Dans un communiqué officiel référencé CNDH/001/PRES/PNM/STAA/01/2026, la CNDH-RDC indique suivre de près l’évolution de cette procédure judiciaire, tout en restant attentive à l’enquête sur la disparition de leurs quatre compagnons congolais, toujours portés disparus depuis les faits.
La CNDH-RDC insiste sur la nécessité d’un verdict juste, crédible et impartial, impliquant l’ensemble des personnes responsables, tant les auteurs matériels que les commanditaires présumés du double meurtre. Elle exhorte le pouvoir judiciaire congolais à examiner sans complaisance le rôle et les responsabilités de toutes les personnes citées dans les enquêtes officielles.
Selon cette institution d’appui à la démocratie, un jugement conforme aux normes du droit international est indispensable pour restaurer l’image et la crédibilité de la République démocratique du Congo sur la scène internationale.
Recherche des quatre Congolais disparus et coopération internationale
La Commission recommande à la justice militaire de redoubler d’efforts afin de retrouver les quatre ressortissants congolais liés à cette affaire, disparus après les assassinats. Elle plaide également pour une collaboration renforcée entre la justice congolaise et le gouvernement américain, dans le cadre du programme mondial de récompenses en matière de justice pénale du département d’État des États-Unis.

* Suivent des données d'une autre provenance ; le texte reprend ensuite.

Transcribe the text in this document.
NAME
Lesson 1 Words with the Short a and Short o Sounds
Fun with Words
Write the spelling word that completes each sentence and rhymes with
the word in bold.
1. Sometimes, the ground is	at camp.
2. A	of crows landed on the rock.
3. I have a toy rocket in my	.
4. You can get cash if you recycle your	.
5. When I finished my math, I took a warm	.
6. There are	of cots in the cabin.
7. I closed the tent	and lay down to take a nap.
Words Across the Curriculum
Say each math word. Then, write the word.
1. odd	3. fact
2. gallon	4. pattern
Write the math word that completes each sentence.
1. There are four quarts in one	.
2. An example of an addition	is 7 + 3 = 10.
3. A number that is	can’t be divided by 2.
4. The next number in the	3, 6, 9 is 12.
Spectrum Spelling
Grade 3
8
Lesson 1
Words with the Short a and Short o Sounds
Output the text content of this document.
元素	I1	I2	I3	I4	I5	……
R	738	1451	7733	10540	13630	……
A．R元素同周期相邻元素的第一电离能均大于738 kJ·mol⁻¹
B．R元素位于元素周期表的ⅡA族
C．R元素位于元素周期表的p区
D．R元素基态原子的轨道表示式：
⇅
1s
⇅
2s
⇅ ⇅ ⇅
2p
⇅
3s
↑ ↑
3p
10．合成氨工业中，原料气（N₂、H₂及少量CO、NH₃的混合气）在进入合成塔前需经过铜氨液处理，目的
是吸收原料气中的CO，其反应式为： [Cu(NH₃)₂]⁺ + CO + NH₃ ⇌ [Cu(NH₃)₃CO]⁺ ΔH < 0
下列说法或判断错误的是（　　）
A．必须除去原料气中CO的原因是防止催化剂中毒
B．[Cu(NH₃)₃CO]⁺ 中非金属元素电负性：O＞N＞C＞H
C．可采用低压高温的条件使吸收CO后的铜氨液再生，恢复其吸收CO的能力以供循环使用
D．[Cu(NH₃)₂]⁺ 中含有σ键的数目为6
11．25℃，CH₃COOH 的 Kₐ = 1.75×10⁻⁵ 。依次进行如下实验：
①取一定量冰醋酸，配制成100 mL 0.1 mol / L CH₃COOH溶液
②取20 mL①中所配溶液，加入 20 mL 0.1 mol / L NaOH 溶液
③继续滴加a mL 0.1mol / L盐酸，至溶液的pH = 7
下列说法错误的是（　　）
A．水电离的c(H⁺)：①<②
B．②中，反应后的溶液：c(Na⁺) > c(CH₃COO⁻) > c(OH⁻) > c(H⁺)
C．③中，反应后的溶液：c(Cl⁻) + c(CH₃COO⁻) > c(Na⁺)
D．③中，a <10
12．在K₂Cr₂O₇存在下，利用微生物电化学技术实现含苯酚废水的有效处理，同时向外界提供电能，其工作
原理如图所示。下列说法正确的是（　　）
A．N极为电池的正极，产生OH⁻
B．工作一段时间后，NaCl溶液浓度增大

Au-delà du dossier des experts onusiens, la CNDH-RDC exige que justice soit rendue aux nombreuses victimes civiles de la tragédie de Kamwena Nsapu. Elle appelle à la réidentification des victimes enterrées dans plus de 80 fosses communes au Kasaï central et à la poursuite judiciaire des auteurs et commanditaires de ces massacres.
La Commission annonce la poursuite de sa mission d’enquête entamée en 2017 dans le Kasaï central. Cette mission vise à documenter les violations graves des droits humains commises durant la crise, à identifier les responsables et à formuler des recommandations, notamment en matière de responsabilité pénale et de réparation.
Par ailleurs, la CNDH encourage le maintien de la collaboration entre les autorités congolaises et le mécanisme de surveillance mandaté par les Nations unies, afin que la vérité et la justice prévalent dans l’affaire du double assassinat de Zaida Catalán et Michael Sharp.
La CNDH-RDC en appelle à la conscience collective du peuple congolais pour que de telles violations graves des droits humains ne se reproduisent plus jamais sur le territoire national.